Bonow pauses slightly, then continues, saying, “I’m not going to do the thing that women are trained to do, where we are not supposed to allow ourselves to fully accept a compliment. But this is so much bigger than me”.
And that realization is why Bonow has put grad school on hold and quit her bartending job to devote all of her time, energy, and resources to developing #ShoutYourAbortion into a full-fledged movement, “dedicated to de-stigmatizing abortion through dialogue and storytelling.” SYA now has a website, which hosts videos of women telling their abortion stories, allows visitors to submit their own #ShoutYourAbortion stories, and has free graphics for t-shirts, buttons, and posters, as well as guides to making your own shirts and buttons, that users can download for free.
Bonow says the videos are very important to the movement – not only are they incredibly cathartic for women to make and view, but they are “a growing archival representation of the shift that SYA is trying to create in culture at large, and they illustrate both the commonalities and the complexities of abortion experiences.” SYA plans to continue creating opportunities for women to record their stories, both privately and at public events. Last month, Bonow set up an IndieGogo campaign, which is raising funds to execute various national projects and events related to SYA.
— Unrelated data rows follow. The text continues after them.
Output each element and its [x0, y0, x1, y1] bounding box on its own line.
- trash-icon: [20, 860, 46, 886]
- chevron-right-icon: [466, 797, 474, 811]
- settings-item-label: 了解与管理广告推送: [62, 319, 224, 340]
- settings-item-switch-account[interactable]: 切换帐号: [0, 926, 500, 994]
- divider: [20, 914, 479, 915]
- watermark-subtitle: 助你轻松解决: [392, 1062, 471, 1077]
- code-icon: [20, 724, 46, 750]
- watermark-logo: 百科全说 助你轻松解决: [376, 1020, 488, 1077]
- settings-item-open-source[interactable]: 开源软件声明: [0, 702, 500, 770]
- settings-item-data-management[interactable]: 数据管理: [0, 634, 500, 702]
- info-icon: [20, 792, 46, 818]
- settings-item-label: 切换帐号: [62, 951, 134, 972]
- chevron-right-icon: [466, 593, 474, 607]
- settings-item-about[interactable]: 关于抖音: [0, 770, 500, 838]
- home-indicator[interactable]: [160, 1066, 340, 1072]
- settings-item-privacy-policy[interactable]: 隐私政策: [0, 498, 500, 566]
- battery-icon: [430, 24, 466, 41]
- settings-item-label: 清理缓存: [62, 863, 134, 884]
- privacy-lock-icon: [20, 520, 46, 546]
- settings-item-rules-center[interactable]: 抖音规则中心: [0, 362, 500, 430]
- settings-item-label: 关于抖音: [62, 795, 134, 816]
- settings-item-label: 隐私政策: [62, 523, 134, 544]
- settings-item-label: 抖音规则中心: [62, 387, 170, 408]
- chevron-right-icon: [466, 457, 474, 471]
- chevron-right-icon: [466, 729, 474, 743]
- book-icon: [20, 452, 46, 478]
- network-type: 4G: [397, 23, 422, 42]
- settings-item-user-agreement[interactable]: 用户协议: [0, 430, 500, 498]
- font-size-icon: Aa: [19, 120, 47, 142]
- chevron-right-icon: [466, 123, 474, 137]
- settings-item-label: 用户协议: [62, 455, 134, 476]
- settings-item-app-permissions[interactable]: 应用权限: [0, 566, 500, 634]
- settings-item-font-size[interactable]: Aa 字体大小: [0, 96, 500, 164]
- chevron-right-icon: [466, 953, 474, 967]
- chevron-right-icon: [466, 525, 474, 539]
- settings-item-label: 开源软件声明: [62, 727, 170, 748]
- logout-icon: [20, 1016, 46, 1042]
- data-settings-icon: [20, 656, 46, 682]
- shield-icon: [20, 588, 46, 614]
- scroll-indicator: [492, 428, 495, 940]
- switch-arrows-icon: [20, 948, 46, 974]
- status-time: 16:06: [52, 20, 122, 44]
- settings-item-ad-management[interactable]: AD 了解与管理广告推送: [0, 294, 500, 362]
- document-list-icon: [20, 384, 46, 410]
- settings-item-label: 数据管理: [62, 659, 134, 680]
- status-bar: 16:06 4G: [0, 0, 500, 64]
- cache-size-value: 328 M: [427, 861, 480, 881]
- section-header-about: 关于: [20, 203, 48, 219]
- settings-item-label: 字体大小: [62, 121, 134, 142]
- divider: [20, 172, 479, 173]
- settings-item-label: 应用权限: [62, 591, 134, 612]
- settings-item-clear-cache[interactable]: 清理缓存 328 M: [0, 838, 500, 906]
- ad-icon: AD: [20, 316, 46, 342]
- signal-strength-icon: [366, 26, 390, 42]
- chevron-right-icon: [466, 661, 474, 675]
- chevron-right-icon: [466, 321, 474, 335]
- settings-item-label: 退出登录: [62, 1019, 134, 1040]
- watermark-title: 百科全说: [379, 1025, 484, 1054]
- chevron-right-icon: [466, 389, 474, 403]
It’s clear that Bonow isn’t completely certain where her life or career is headed, although she says she’s looking to develop her voice as an activist through writing, speaking, and engaging in the national conversation about abortion in any way she can.
And soon, SYA will be reaching out to women to get them to tell their abortion stories in a whole new way. On January 22, 2016 — which marks the 43rd anniversary of Roe v Wade — #ShoutYourAbortion and Planned Parenthood of the Great Northwest and the Hawaiian Islands are teaming up to orchestrate a major national event, called "It’s Our Right: Roe v. Wade at 43." The event will gather women from around the country, in all fifty states, to talk about abortion. Some events will be public, like the one at Town Hall in Seattle, which will serve as the center of the smaller national events; and some might be as intimate as a small group getting together to talk about abortion in the safety and privacy of someone’s home.
The details are still being solidified, but Bonow is obviously ecstatic about the potential scale and effect of dozens — maybe hundreds — of different groups of women coming together on the same day to talk about abortion, all over the country. “It’s crazy how often people tell me that the conversations they’ve had about abortion as a result of SYA are the first real conversations about abortion that they have ever had. The pro-choice movement will never make real progress if nobody actually talks about abortion.”
Bonow is proud with the work done so far and is hopeful that the momentum will only continue to grow. When I ask her if there is anything else she would like to say before we wrapped up, she looked past me, out the door of the dimly lit pub and onto the rainy Seattle sidewalk.
“I have learned so much from every woman that has come forward,” she said, before gathering her things and saying goodbye so she can meet her boyfriend and a group of friends for dinner.
Thanks to #ShoutYourAbortion, so many women have been given the opportunity to learn from her, too.